O futebol que demonstrou no time ucraniano entre 2005 e 2012 rendeu ao meia uma idolatria tão grande que ele foi indicado por unanimidade para a Calçada da Fama do clube – a diretoria do Shakhtar até entrará em contato com os dirigentes do Tricolor para que ele esteja presente no evento, marcado para o próximo mês.

Agora, o armador, que já é o atleta com mais assistências da equipe na temporada – embora a maioria em cobranças de bola parada –, acredita que poderá provar que vale os R$ 9 milhões gastos pelo São Paulo com ele, além da cessão de 30% dos direitos econômicos do volante Wellington (parte avaliada em R$ 7 milhões há seis meses).

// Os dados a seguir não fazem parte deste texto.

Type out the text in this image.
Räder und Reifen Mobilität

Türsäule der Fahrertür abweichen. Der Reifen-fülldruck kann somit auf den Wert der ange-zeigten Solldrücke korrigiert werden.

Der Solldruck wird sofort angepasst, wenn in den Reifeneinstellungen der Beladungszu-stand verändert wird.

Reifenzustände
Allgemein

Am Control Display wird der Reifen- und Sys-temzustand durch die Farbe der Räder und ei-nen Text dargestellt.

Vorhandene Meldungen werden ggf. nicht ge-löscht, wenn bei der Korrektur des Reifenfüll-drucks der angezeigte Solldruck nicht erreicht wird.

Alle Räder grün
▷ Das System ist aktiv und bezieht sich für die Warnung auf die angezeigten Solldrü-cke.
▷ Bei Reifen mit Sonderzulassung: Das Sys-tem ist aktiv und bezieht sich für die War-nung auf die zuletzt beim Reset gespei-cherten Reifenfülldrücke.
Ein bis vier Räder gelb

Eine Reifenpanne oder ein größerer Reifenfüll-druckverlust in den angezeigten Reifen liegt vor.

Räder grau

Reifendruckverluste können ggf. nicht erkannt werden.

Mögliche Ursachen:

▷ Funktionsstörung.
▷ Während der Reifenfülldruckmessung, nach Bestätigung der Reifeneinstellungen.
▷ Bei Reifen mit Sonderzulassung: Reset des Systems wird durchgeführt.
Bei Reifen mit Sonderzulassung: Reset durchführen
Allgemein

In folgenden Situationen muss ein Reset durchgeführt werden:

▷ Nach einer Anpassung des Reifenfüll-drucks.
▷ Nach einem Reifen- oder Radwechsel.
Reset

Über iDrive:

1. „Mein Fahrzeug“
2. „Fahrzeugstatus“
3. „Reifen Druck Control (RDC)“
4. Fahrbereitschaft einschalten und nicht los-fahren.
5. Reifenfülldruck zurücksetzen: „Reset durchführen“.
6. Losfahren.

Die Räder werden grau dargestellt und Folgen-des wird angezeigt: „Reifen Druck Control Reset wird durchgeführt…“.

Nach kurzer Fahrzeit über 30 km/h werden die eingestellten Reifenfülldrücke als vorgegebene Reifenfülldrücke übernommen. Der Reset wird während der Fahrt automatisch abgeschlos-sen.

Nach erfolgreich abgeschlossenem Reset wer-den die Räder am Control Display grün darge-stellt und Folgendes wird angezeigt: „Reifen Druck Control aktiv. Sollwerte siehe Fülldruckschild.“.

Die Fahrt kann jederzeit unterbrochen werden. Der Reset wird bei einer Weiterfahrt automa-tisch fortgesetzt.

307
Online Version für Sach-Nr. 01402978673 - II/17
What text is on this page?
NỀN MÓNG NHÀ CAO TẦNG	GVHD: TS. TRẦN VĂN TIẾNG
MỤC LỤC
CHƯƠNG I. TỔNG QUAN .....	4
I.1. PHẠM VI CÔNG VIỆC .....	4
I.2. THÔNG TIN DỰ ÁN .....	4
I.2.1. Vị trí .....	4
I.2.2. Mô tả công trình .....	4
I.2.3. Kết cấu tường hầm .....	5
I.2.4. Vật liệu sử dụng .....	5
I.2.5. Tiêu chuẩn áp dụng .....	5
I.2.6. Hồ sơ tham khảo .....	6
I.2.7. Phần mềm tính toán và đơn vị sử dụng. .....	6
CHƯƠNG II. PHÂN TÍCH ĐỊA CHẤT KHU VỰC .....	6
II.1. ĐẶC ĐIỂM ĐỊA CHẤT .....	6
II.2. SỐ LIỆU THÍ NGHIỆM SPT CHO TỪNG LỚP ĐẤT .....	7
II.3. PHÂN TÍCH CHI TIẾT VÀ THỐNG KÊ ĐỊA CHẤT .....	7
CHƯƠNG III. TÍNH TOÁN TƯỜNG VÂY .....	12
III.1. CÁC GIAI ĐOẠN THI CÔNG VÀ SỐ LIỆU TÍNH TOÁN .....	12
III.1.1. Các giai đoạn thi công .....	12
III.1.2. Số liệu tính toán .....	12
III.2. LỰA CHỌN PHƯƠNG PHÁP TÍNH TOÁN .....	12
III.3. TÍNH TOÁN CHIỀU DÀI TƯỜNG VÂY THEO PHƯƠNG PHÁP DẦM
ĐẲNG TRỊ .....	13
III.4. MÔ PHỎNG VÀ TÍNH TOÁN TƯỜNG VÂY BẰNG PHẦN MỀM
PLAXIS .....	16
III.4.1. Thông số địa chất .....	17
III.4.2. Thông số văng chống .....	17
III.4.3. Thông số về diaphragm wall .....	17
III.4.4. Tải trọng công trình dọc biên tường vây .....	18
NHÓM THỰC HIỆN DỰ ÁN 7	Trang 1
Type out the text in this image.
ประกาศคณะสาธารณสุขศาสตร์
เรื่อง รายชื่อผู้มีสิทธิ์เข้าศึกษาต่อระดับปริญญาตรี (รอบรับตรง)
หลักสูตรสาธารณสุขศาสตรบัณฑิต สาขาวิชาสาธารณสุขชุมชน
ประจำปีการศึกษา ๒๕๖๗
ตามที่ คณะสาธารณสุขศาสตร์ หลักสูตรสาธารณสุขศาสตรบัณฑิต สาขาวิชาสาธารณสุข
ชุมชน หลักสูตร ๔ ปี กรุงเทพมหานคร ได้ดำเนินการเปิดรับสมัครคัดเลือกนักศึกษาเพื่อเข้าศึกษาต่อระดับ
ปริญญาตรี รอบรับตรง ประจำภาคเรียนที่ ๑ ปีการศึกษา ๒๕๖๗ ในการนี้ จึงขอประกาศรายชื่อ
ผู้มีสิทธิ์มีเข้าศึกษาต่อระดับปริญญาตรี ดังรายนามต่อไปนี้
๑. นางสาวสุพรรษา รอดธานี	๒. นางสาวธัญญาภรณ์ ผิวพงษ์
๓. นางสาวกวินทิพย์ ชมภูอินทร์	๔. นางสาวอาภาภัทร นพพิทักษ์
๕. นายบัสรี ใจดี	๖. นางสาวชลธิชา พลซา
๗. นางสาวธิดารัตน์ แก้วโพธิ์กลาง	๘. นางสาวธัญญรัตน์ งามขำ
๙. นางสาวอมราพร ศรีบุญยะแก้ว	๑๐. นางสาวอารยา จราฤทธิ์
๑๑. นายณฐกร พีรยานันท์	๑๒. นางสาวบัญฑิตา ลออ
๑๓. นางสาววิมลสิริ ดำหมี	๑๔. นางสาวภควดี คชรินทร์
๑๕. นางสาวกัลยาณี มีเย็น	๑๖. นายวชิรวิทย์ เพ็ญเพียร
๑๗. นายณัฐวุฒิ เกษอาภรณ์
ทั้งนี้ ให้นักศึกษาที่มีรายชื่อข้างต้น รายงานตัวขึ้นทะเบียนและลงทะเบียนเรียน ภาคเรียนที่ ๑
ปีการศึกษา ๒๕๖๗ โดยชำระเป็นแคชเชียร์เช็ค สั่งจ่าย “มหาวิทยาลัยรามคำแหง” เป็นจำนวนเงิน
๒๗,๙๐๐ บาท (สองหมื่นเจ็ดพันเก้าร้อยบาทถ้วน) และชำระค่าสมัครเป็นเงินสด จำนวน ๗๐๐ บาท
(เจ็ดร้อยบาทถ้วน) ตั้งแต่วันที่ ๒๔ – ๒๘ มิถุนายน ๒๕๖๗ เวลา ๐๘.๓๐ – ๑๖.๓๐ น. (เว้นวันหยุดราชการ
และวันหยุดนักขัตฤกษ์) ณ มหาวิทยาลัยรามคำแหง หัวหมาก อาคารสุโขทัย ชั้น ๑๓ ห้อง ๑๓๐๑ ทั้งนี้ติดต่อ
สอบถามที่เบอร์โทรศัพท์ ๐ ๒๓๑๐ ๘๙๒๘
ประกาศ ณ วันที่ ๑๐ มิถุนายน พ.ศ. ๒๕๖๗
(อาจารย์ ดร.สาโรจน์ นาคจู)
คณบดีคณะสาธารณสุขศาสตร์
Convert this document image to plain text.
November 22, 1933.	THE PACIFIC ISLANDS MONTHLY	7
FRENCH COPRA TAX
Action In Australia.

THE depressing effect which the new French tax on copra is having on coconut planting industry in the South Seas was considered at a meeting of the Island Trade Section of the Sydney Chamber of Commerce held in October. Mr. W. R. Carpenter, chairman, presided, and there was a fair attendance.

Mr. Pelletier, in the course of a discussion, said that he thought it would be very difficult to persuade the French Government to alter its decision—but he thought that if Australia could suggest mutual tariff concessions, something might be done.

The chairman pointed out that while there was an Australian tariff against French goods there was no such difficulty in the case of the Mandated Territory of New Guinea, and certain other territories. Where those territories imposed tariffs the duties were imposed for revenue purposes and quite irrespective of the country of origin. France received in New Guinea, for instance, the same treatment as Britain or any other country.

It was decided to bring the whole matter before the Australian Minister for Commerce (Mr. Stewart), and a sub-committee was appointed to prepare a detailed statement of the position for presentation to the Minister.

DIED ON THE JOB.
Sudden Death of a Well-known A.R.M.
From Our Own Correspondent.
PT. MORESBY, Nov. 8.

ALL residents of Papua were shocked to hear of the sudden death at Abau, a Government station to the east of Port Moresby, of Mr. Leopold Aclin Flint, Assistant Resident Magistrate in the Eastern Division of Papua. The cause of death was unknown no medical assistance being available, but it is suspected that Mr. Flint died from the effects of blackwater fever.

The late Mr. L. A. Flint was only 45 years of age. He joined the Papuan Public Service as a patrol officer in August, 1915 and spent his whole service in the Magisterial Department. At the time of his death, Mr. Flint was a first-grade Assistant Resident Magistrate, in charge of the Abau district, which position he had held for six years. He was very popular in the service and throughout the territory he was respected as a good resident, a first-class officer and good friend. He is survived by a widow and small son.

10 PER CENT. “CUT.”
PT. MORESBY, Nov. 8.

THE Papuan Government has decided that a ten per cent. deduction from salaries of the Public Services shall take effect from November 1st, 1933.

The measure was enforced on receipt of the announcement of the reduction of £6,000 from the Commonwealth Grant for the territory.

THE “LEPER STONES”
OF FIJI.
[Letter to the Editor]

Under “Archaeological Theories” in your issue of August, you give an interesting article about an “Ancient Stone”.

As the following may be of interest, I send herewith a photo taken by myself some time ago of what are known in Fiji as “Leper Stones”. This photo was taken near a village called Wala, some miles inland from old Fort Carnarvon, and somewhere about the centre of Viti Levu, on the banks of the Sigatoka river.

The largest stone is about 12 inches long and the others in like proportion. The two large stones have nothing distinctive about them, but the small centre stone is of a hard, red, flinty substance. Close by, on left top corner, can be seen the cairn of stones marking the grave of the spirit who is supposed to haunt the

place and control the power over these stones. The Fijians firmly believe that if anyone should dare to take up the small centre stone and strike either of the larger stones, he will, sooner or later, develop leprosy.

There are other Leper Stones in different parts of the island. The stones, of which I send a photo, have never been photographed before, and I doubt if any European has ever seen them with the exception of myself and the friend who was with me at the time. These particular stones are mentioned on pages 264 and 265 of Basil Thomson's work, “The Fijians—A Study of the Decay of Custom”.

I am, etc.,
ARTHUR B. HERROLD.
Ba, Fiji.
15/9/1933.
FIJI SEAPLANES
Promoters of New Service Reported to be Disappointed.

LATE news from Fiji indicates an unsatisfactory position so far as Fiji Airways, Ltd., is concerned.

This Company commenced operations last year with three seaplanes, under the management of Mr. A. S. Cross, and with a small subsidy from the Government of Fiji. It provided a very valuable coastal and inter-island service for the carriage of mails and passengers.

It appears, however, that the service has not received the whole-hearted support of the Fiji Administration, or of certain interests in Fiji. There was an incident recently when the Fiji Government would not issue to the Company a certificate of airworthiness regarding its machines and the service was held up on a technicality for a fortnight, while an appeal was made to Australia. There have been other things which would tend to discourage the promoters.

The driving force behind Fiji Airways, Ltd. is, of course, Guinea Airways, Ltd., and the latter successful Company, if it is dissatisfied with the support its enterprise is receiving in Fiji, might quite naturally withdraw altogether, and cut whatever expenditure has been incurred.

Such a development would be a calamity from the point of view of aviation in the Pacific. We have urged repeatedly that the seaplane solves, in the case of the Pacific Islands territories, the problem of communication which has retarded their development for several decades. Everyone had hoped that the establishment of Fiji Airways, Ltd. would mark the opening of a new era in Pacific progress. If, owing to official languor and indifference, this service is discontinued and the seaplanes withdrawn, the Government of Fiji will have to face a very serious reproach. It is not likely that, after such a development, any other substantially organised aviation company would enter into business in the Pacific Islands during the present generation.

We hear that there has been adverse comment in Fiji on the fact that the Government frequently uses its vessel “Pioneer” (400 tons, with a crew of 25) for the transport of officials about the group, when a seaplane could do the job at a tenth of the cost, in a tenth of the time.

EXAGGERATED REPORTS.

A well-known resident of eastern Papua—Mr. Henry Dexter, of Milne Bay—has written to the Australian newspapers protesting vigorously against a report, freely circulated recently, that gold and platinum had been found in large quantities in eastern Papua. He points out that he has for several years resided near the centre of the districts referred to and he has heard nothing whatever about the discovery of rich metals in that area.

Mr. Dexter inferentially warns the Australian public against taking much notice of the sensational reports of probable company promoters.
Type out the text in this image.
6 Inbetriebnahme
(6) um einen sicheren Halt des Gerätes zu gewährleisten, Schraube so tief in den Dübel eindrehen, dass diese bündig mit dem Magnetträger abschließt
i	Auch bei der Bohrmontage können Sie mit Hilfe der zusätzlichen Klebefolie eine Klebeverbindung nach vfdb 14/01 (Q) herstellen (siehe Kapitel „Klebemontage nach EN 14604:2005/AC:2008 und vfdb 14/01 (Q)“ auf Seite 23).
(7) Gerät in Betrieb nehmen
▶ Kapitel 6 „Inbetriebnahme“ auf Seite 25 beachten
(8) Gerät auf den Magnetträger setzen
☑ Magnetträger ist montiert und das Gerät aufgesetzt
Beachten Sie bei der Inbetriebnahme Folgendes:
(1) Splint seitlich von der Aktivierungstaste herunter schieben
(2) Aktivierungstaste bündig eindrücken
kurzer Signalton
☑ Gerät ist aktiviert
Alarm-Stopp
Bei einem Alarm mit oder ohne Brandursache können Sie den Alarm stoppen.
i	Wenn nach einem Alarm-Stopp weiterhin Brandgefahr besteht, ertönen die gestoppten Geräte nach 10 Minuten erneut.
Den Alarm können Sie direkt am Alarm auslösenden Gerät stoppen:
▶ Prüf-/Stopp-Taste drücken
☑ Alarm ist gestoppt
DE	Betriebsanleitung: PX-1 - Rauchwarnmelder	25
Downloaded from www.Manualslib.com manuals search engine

“Estou melhorando, conseguindo fazer bons jogos, tentando ajudar a equipe com gol ou assistência”, apontou Jadson. “O meu objetivo no São Paulo é conquistar títulos. Claro que nunca estou feliz com meu rendimento, sempre quero melhorar um pouco mais, mas vou continuar trabalhando para que a equipe possa conseguir vitórias”, prosseguiu.